ABSTRACT

Does Japan produce many more engineers than Britain? Has a large output of engineers been a significant factor in Japan’s post-war economic success? Very emphatic answers of ‘yes’ to both of these questions united captains of industry and labour unions in Britain in the mid-1980s and put pressure on the government to take policy initiatives to boost the number of engineers in Britain. League tables of the numbers of engineers produced have been used like totems of national prowess, both as indicators of national effort and manifestations of success. In the early post-war years, as the ‘Cold War’ began to take shape, many of the comparisons were between Soviet efforts and those of the Western capitalist countries. Numbers of engineers could be counted like missiles, tanks or troops as ‘divisions in the factory’ to make the big push in extending national industrial capacity. As ‘peaceful coexistence’ took shape and note was taken of the economic growth in neighbouring European economies, more attention was paid to comparisons of the numbers of engineers and other technical workers in Germany and other countries of the EC. Comparisons with Japan marked a new phase of concern about British manufacturing industry from the late 1970s and a new awareness of Japan as a major economic power.
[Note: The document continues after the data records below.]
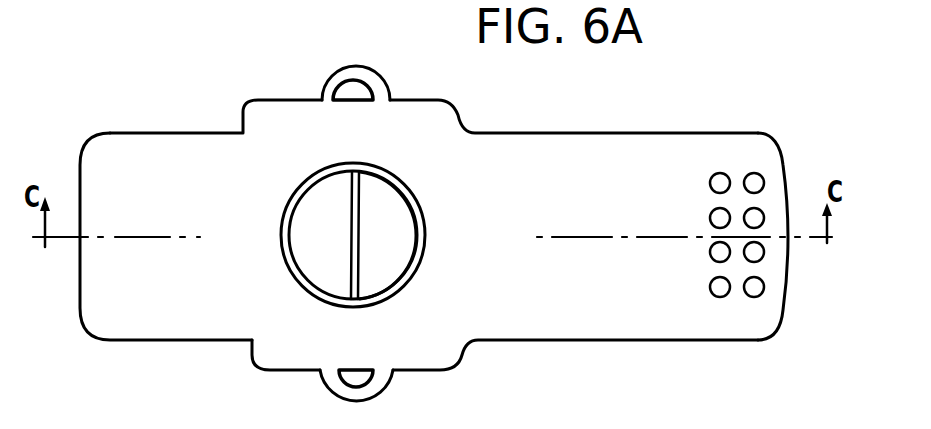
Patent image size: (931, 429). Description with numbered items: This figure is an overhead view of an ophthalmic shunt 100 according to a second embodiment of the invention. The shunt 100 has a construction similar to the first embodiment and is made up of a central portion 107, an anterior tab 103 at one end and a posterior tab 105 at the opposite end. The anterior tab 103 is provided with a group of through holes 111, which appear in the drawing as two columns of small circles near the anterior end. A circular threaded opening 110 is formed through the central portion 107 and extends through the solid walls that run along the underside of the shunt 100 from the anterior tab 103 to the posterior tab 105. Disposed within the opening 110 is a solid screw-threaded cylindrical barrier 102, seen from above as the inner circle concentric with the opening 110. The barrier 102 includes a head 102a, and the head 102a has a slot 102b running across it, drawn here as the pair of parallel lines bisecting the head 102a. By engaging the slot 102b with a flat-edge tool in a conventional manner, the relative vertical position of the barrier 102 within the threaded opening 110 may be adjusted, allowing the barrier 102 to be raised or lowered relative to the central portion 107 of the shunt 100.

The shunt 100 is at (567, 126).
The solid screw-threaded cylindrical barrier 102 is at (386, 222).
The head 102a is at (410, 225).
The slot 102b is at (362, 258).
The anterior tab 103 is at (753, 158).
The posterior tab 105 is at (95, 336).
The central portion 107 is at (442, 320).
The circular threaded opening 110 is at (298, 187).
The through holes 111 is at (754, 218).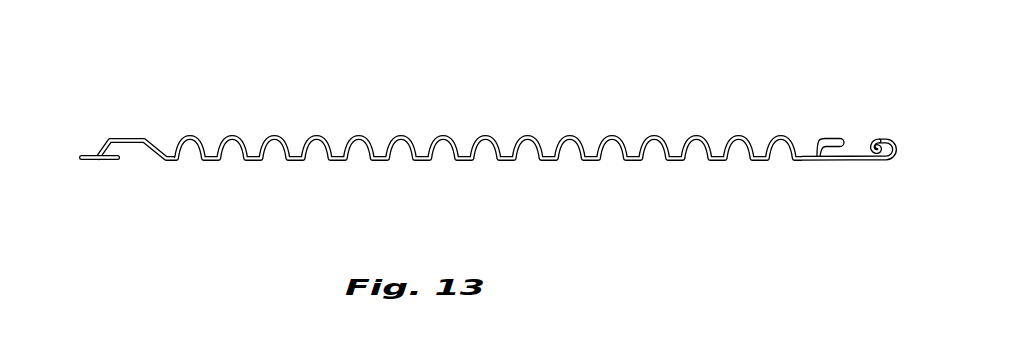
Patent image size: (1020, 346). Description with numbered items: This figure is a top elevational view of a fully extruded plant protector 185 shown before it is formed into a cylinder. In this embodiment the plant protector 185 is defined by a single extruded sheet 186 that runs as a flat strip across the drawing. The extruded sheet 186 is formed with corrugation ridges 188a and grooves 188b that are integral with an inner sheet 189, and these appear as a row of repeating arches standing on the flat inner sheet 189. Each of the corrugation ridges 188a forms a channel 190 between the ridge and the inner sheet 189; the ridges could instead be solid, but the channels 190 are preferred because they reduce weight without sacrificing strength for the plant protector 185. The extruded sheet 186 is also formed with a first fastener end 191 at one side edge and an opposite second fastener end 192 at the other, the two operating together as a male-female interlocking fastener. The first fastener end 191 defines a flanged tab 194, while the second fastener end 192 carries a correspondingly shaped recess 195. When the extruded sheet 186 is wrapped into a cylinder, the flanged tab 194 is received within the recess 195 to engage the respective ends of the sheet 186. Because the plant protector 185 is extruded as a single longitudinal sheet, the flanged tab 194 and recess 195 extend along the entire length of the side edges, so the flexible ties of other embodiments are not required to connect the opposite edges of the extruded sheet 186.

The plant protector 185 is at (482, 140).
The extruded sheet 186 is at (782, 161).
The corrugation ridges 188a is at (780, 136).
The grooves 188b is at (758, 136).
The inner sheet 189 is at (662, 161).
The channel 190 is at (608, 142).
The first fastener end 191 is at (105, 136).
The second fastener end 192 is at (890, 137).
The flanged tab 194 is at (87, 163).
The recess 195 is at (866, 148).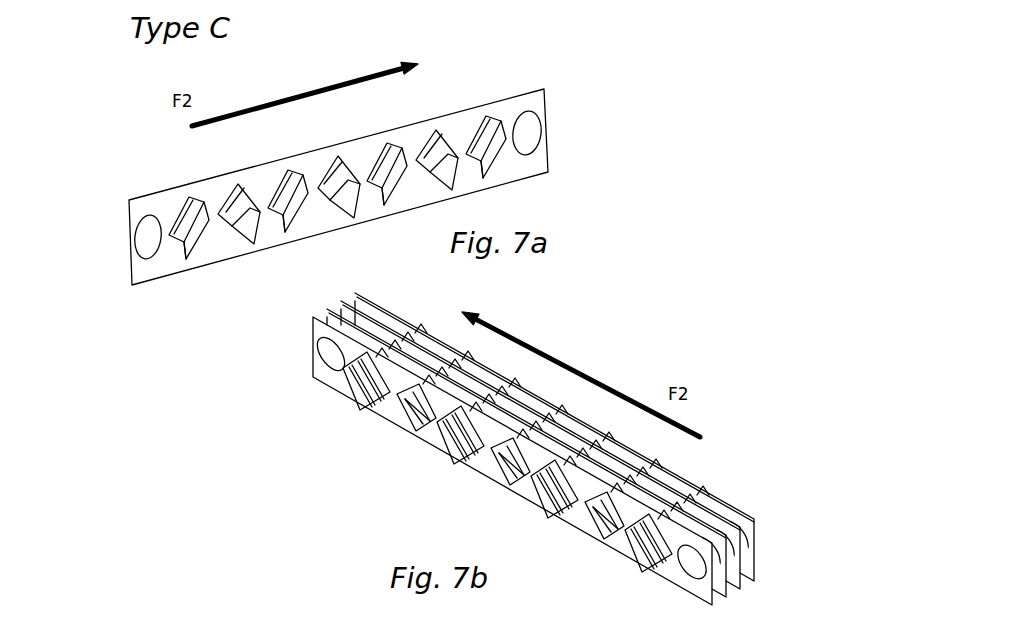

This chapter provides a critique of how that awareness came to be expressed in the construction of league tables of numbers of engineers, the ready exaggeration of the numbers of Japanese engineers, the relative neglect of qualitative dimensions of comparison, and an account of the way in which the institutional framework for the education and training of engineers is changing in both countries, with some elements of convergence and divergence.